I remember an applied psychology course I took years ago at a state university. The issue of condom distribution came up, and the interest of one particular student was raised. "I think we should introduce children to condom use as early as possible," she reasoned. "Perhaps even as young as kindergarten."
Huh? My hand shot up. "Kindergartners should be thinking about playing in the sandbox at recess," I countered. "Concerning children with sexual fortification is a form of sexual abuse."
The debate jolted back and forth, with more people agreeing with the pro-condom point of view. The professor thought he brought the debate to a close by saying, "Clearly, there are differing opinions on this topic."
Opinions? I guess this was the end of the argument. What could I say? If the innocence of kindergartners was on the line by simple conflicting "opinion," what was the point of arguing? If handing condoms to 5-year-olds was as innocuous an issue as which MatchBox car to give a boy, no wonder my disagreement was met with hostility.

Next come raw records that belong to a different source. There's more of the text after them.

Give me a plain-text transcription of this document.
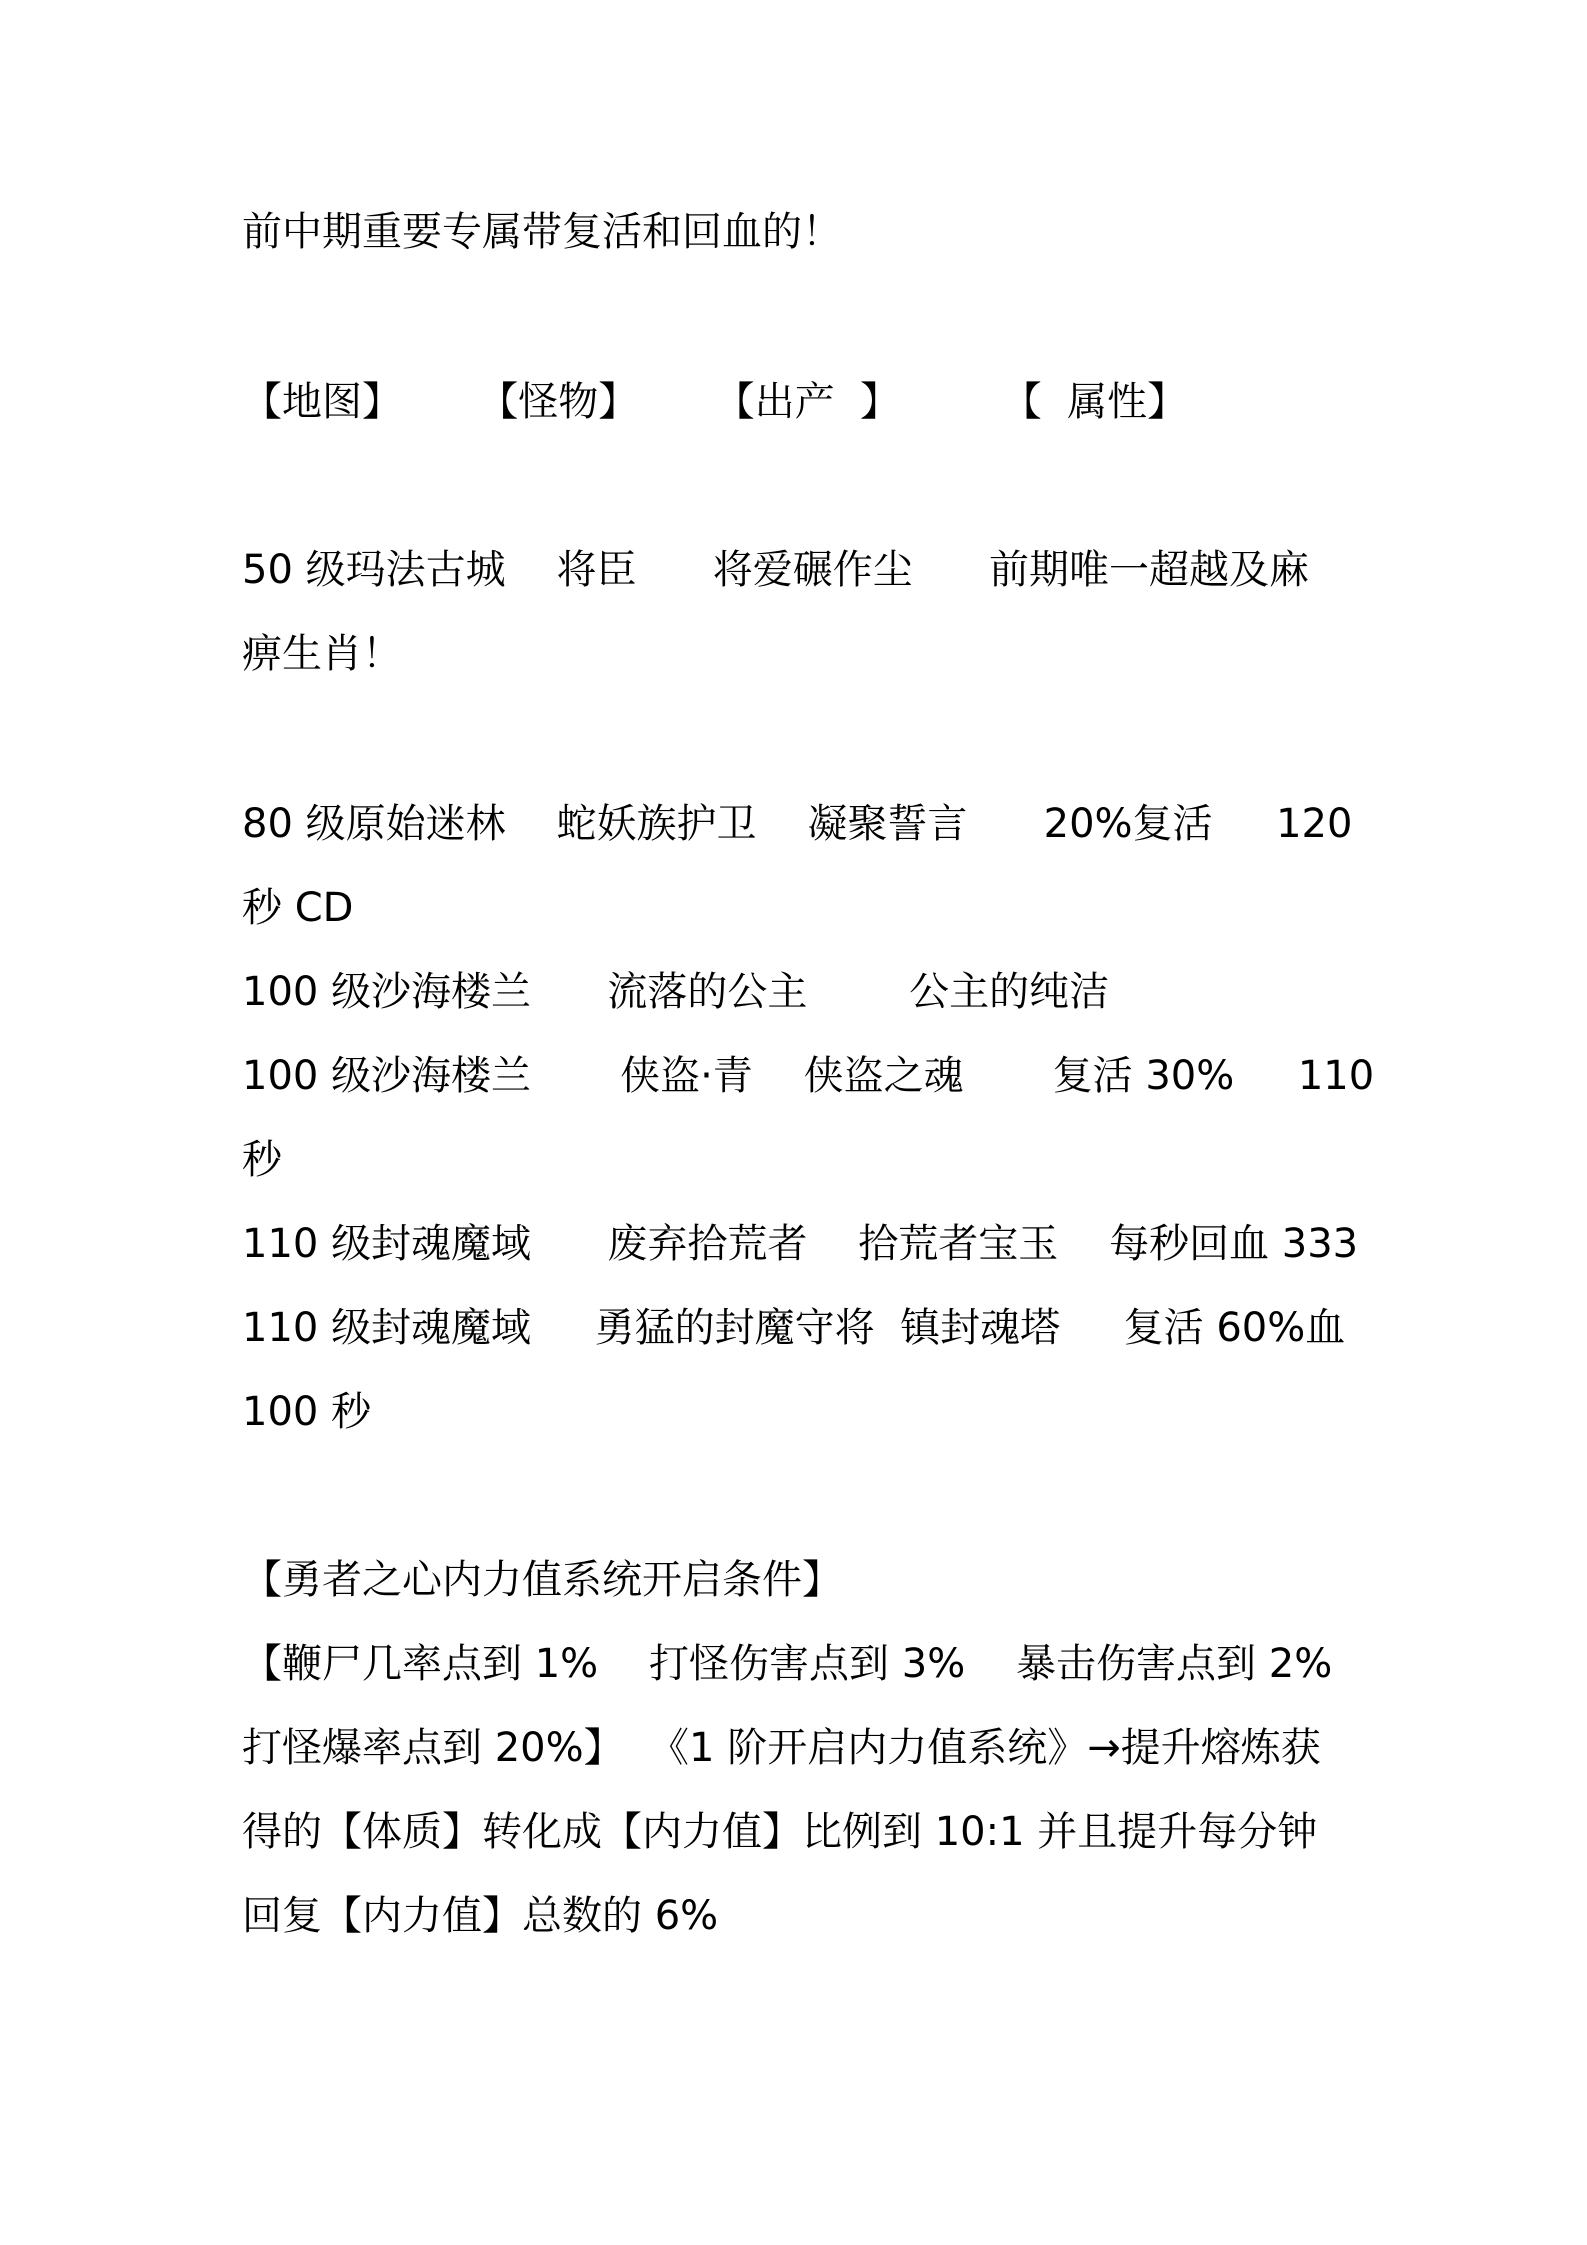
前中期重要专属带复活和回血的！

【地图】      【怪物】      【出产  】        【  属性】

50 级玛法古城    将臣      将爱碾作尘      前期唯一超越及麻

痹生肖！

80 级原始迷林    蛇妖族护卫    凝聚誓言      20%复活     120

秒 CD

100 级沙海楼兰      流落的公主        公主的纯洁

100 级沙海楼兰       侠盗·青    侠盗之魂       复活 30%     110

秒

110 级封魂魔域      废弃拾荒者    拾荒者宝玉    每秒回血 333

110 级封魂魔域     勇猛的封魔守将  镇封魂塔     复活 60%血

100 秒

【勇者之心内力值系统开启条件】

【鞭尸几率点到 1%    打怪伤害点到 3%    暴击伤害点到 2%

打怪爆率点到 20%】  《1 阶开启内力值系统》→提升熔炼获

得的【体质】转化成【内力值】比例到 10:1 并且提升每分钟

回复【内力值】总数的 6%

Hold fast to the truth, like the apostle Paul did all the way to his last recorded days in Rome. Closing the Book of Acts, Paul made his final statement by quoting Isaiah 6:9-10:
" 'Go to this people and say, "You will be ever hearing but never understanding; you will be ever seeing but never perceiving." For this people's heart has become calloused; they hardly hear with their ears, and they have closed their eyes. Otherwise they might see with their eyes, hear with their ears, understand with their hearts and turn, and I would heal them."
Then, as if brushing the dust from his feet, Paul declared the mission for Christendom to come: "God's salvation has been sent to the Gentiles, and they will listen!"

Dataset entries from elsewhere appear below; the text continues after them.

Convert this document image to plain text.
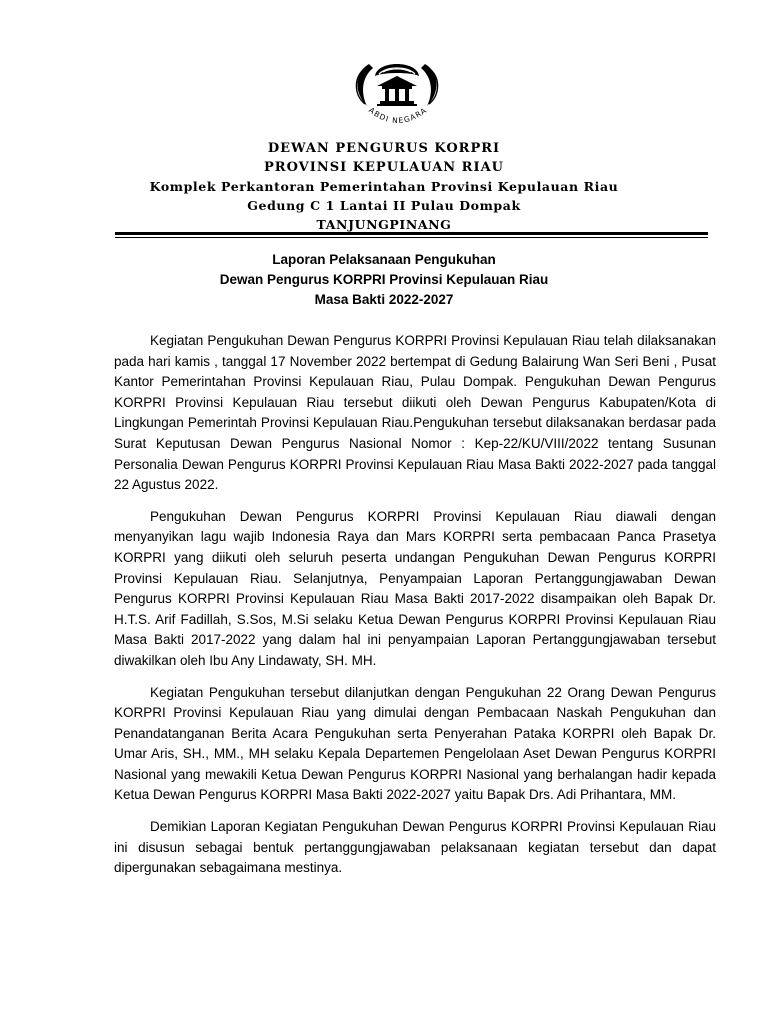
ABDI NEGARA
DEWAN PENGURUS KORPRI
PROVINSI KEPULAUAN RIAU
Komplek Perkantoran Pemerintahan Provinsi Kepulauan Riau
Gedung C 1 Lantai II Pulau Dompak
TANJUNGPINANG
Laporan Pelaksanaan Pengukuhan
Dewan Pengurus KORPRI Provinsi Kepulauan Riau
Masa Bakti 2022-2027

Kegiatan Pengukuhan Dewan Pengurus KORPRI Provinsi Kepulauan Riau telah dilaksanakan pada hari kamis , tanggal 17 November 2022 bertempat di Gedung Balairung Wan Seri Beni , Pusat Kantor Pemerintahan Provinsi Kepulauan Riau, Pulau Dompak. Pengukuhan Dewan Pengurus KORPRI Provinsi Kepulauan Riau tersebut diikuti oleh Dewan Pengurus Kabupaten/Kota di Lingkungan Pemerintah Provinsi Kepulauan Riau.Pengukuhan tersebut dilaksanakan berdasar pada Surat Keputusan Dewan Pengurus Nasional Nomor : Kep-22/KU/VIII/2022 tentang Susunan Personalia Dewan Pengurus KORPRI Provinsi Kepulauan Riau Masa Bakti 2022-2027 pada tanggal 22 Agustus 2022.

Pengukuhan Dewan Pengurus KORPRI Provinsi Kepulauan Riau diawali dengan menyanyikan lagu wajib Indonesia Raya dan Mars KORPRI serta pembacaan Panca Prasetya KORPRI yang diikuti oleh seluruh peserta undangan Pengukuhan Dewan Pengurus KORPRI Provinsi Kepulauan Riau. Selanjutnya, Penyampaian Laporan Pertanggungjawaban Dewan Pengurus KORPRI Provinsi Kepulauan Riau Masa Bakti 2017-2022 disampaikan oleh Bapak Dr. H.T.S. Arif Fadillah, S.Sos, M.Si selaku Ketua Dewan Pengurus KORPRI Provinsi Kepulauan Riau Masa Bakti 2017-2022 yang dalam hal ini penyampaian Laporan Pertanggungjawaban tersebut diwakilkan oleh Ibu Any Lindawaty, SH. MH.

Kegiatan Pengukuhan tersebut dilanjutkan dengan Pengukuhan 22 Orang Dewan Pengurus KORPRI Provinsi Kepulauan Riau yang dimulai dengan Pembacaan Naskah Pengukuhan dan Penandatanganan Berita Acara Pengukuhan serta Penyerahan Pataka KORPRI oleh Bapak Dr. Umar Aris, SH., MM., MH selaku Kepala Departemen Pengelolaan Aset Dewan Pengurus KORPRI Nasional yang mewakili Ketua Dewan Pengurus KORPRI Nasional yang berhalangan hadir kepada Ketua Dewan Pengurus KORPRI Masa Bakti 2022-2027 yaitu Bapak Drs. Adi Prihantara, MM.

Demikian Laporan Kegiatan Pengukuhan Dewan Pengurus KORPRI Provinsi Kepulauan Riau ini disusun sebagai bentuk pertanggungjawaban pelaksanaan kegiatan tersebut dan dapat dipergunakan sebagaimana mestinya.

Feeling frustrated when trying to "speak the truth in love" (Ephesians 4:15)? Disappointed in your child who is finding every reason in the world not to walk a moral walk? Upset because a family member is backsliding into a lifestyle that is incredibly unreasonable but blatantly worldly?
Join the club: This generation is falling for the culture that brandishes the Cross and makes a mockery of the Faith. While the postmodern world is hostile toward absolute truth, we are still expected to remain composed and rational.
How do we keep cool? By remembering ― and having faith ― that the ultimate parent is our God, the Father, at the helm of our child rearing. Our responsibility is keeping in step with the Holy Spirit, clinging to the Word, making the best and fairest decisions with our children, and taking the authority God has bestowed on us as parents.
Bottom line: we need to focus on the family.